16. Mr Smith says that this method of calculating the risk multiplier was approved by the Court of Appeal in Rogers v Merthyr Tydfil CBC ..."
"No criticism is made [by the defendants] of the actual mechanism used by First Assist in order to calculate the premium, save that it is too high."
"141. Fourthly, the defendants say that the premium is startlingly high. It may appear so to many people (and indeed the Judge said that there was "no denying that the premium claimed in this case is extremely high"), but, as the Judge said, there was no "expert evidence of policies providing similar cover available on the market at lower premiums" and "no criticism is made of the actual mechanism used by First Assist in order to calculate the premium". In addition, there was cogent evidence that the 15% uplift was reasonable."
"15. One can draw all this together:
(a) In relation to CFAs and ATE Insurance, the basic costs rules and practice about reasonableness and proportionality apply. Thus, to the extent that the mark-up or uplift under the CFA or the premium for the ATE Insurance is unreasonable or disproportionate, it should be disallowed, at least on a standard assessment.
(b) A CFA percentage increase will not be reduced simply on the ground that, when added to base costs which are reasonable and (where relevant proportionate), the total appears disproportionate.
(c) A primary factor in considering the reasonableness of the percentage increase must be the prospects of the claimant succeeding on its claim. This is to be judged primarily as at the date that the CFA is entered into. The greater the prospects of success, the lower the reasonable and proportionate percentage will be. It is difficult to be prescriptive about this however and there is no magic sliding scale. Where the chances of success, judged objectively at the time when the CFA is entered into, are about even or less, the greater the justification will be for a 100% mark-up. Where the chances of success are great, there will almost invariably be a strong feeling that the CFA mark-up should be significantly discounted. Where the claimant was as good as bound to win, no mark-up may be allowed.

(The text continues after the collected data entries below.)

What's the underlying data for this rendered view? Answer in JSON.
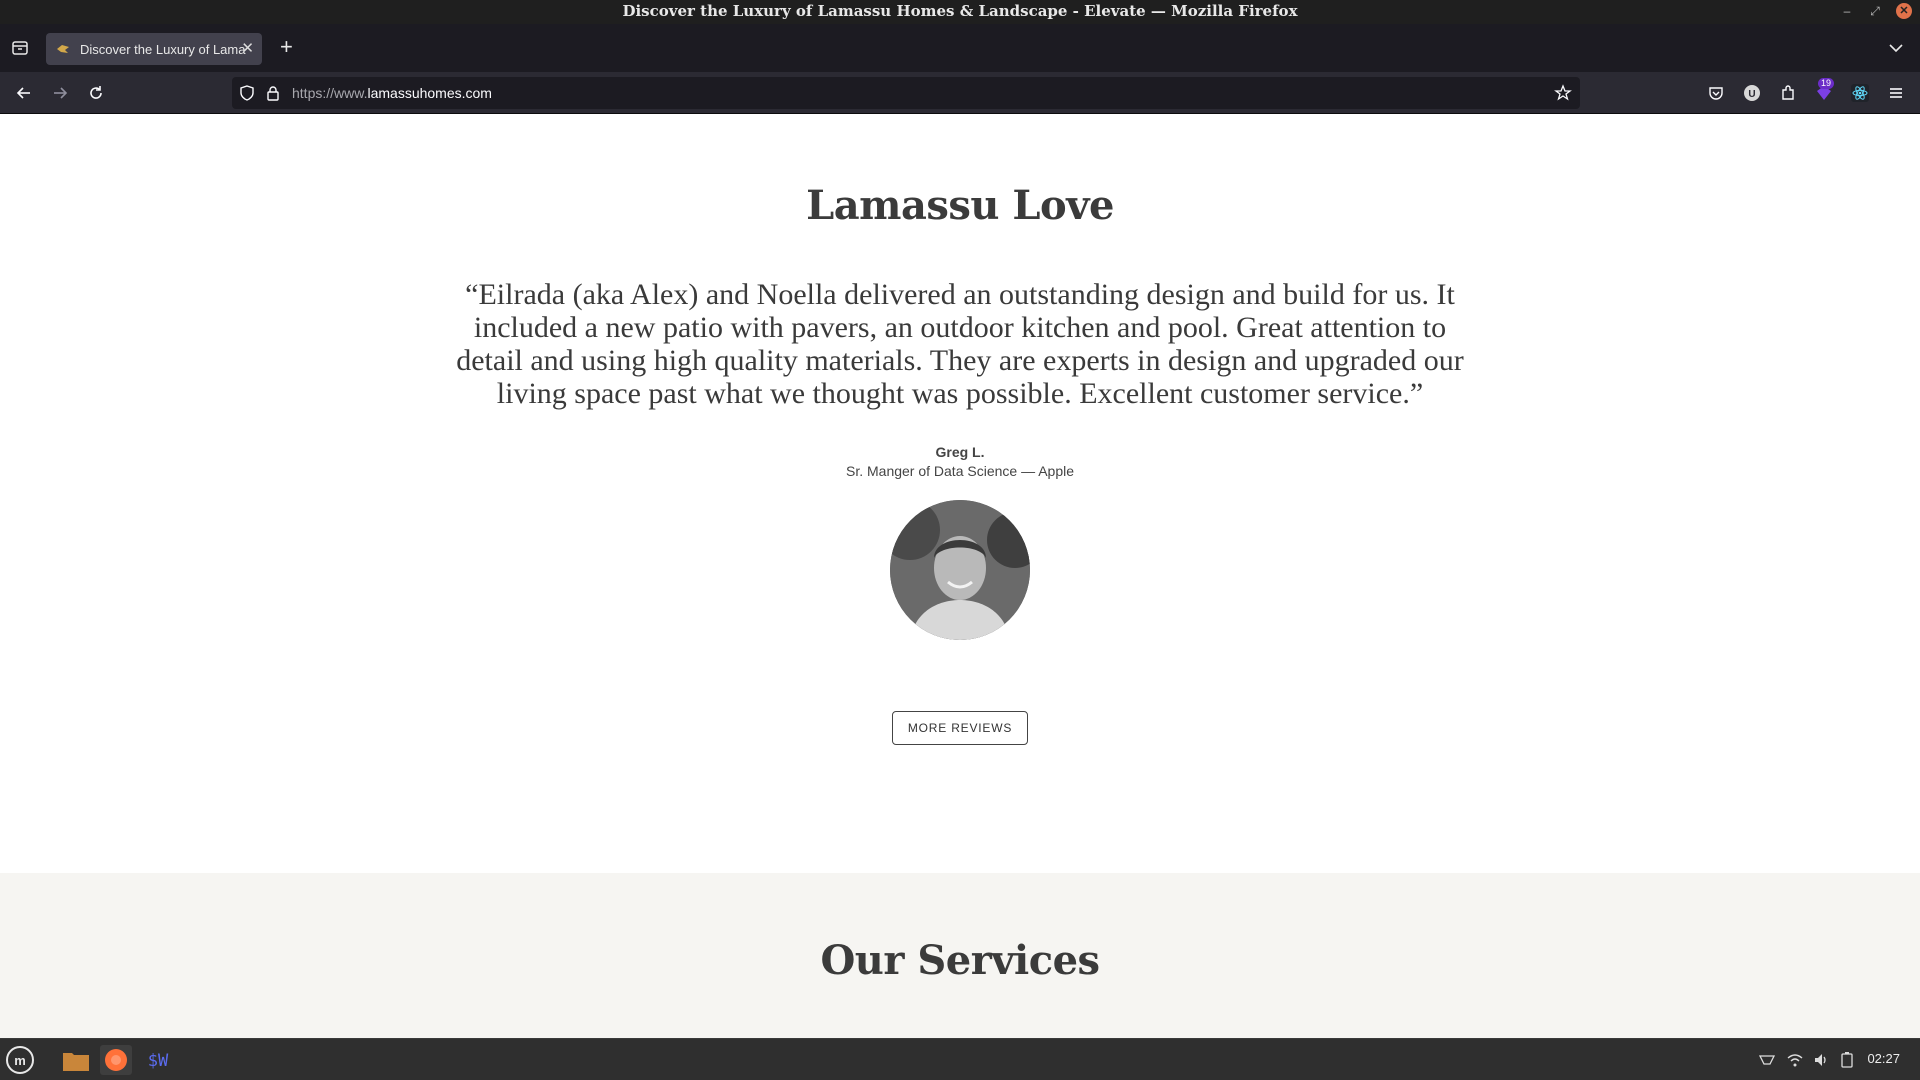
{
  "window": {
    "title": "Discover the Luxury of Lamassu Homes & Landscape - Elevate — Mozilla Firefox"
  },
  "tabs": [
    {
      "label": "Discover the Luxury of Lamassu Homes & Landscape - Elevate",
      "active": true
    }
  ],
  "navbar": {
    "url_prefix": "https://www.",
    "url_domain": "lamassuhomes.com",
    "extension_badge": "19"
  },
  "testimonial": {
    "section_title": "Lamassu Love",
    "quote": "“Eilrada (aka Alex) and Noella delivered an outstanding design and build for us. It included a new patio with pavers, an outdoor kitchen and pool. Great attention to detail and using high quality materials. They are experts in design and upgraded our living space past what we thought was possible. Excellent customer service.”",
    "author": "Greg L.",
    "role": "Sr. Manger of Data Science — Apple",
    "more_button": "MORE REVIEWS"
  },
  "services": {
    "section_title": "Our Services"
  },
  "taskbar": {
    "clock": "02:27",
    "apps": [
      "menu-icon",
      "files-icon",
      "firefox-icon",
      "terminal-icon"
    ]
  },
  "colors": {
    "titlebar": "#1f1f1f",
    "tabstrip": "#1c1b22",
    "navbar": "#2b2a33",
    "services_bg": "#f6f5f2",
    "taskbar": "#2f2f2f"
  }
}
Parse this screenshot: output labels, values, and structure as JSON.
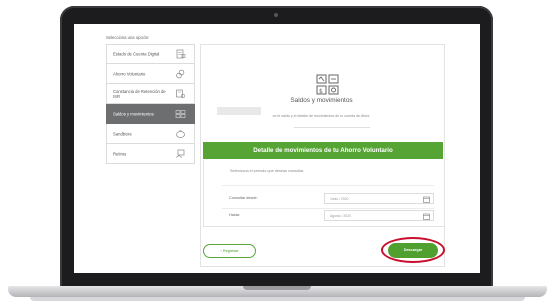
{
  "sidebar": {
    "heading": "Selecciona una opción:",
    "items": [
      {
        "label": "Estado de Cuenta Digital",
        "icon": "document-icon",
        "active": false
      },
      {
        "label": "Ahorro Voluntario",
        "icon": "coins-icon",
        "active": false
      },
      {
        "label": "Constancia de Retención de ISR",
        "icon": "certificate-icon",
        "active": false
      },
      {
        "label": "Saldos y movimientos",
        "icon": "balance-icon",
        "active": true
      },
      {
        "label": "Sandboxs",
        "icon": "piggy-bank-icon",
        "active": false
      },
      {
        "label": "Retiros",
        "icon": "withdrawal-icon",
        "active": false
      }
    ]
  },
  "main": {
    "title": "Saldos y movimientos",
    "description": "ce el saldo y el detalle de movimientos de tu cuenta de Afore.",
    "section_title": "Detalle de movimientos de tu Ahorro Voluntario",
    "period_hint": "Selecciona el periodo que deseas consultar.",
    "fields": [
      {
        "label": "Consultar desde:",
        "value": "Junio / 2020"
      },
      {
        "label": "Hasta:",
        "value": "Agosto / 2020"
      }
    ]
  },
  "actions": {
    "back_label": "‹ Regresar",
    "download_label": "Descargar"
  },
  "colors": {
    "accent_green": "#55a434",
    "active_menu": "#6d6e70",
    "highlight_ring": "#c8102e"
  }
}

(d) Similar considerations apply to the ATE Insurance. It must be a reasonable presumption that premiums are linked to an assessment of risks and the prospects of success in the litigation. The premium which can be allowed on a costs assessment can be adjusted downwards to reflect the fact that at the time when the insurance was entered into the prospects of success were good or high.
…"
"20. As for the ATE Insurance, on its face the premium was very high for a case which at the time it was arranged … Redwing was likely to be the substantial winner. A premium of £8,480 for cover of £20,000 appears substantially excessive, judged at that time.
21. As indicated to the parties at the conclusion for the costs hearing, I had and do form the view that Redwing should have 20% of the CFA uplift and of the ATE Insurance premium. The reasons are as follows:
…
(b) In relation to the ATE Insurance premium, there being no presumption that it was reasonable and bearing in mind that this is a summary assessment of costs on a standard basis, whilst one can understand why a claimant might well want the safety net of such insurance, the risk of losing, judged at the time when it was entered into, was sufficiently low to undermine the reasonableness of imposing anything near 100% of it on the paying party in this case. In the absence of any evidence from the Claimant as to the reasonableness of the premium but without deciding that as such the premium is itself unreasonable, I have formed the view that it would only be reasonable to make Mr Wishart pay 20% of the premium. I must and do presume that a wholly unrealistic assessment of risk was made to justify the imposition of a premium of some 42% of the insured amount. I have a very real doubt that anything more is reasonable."
"The Defendant is aware that ATE insurance policies carry with them numerous onerous exclusions and limitations which can prevent the insured making a claim."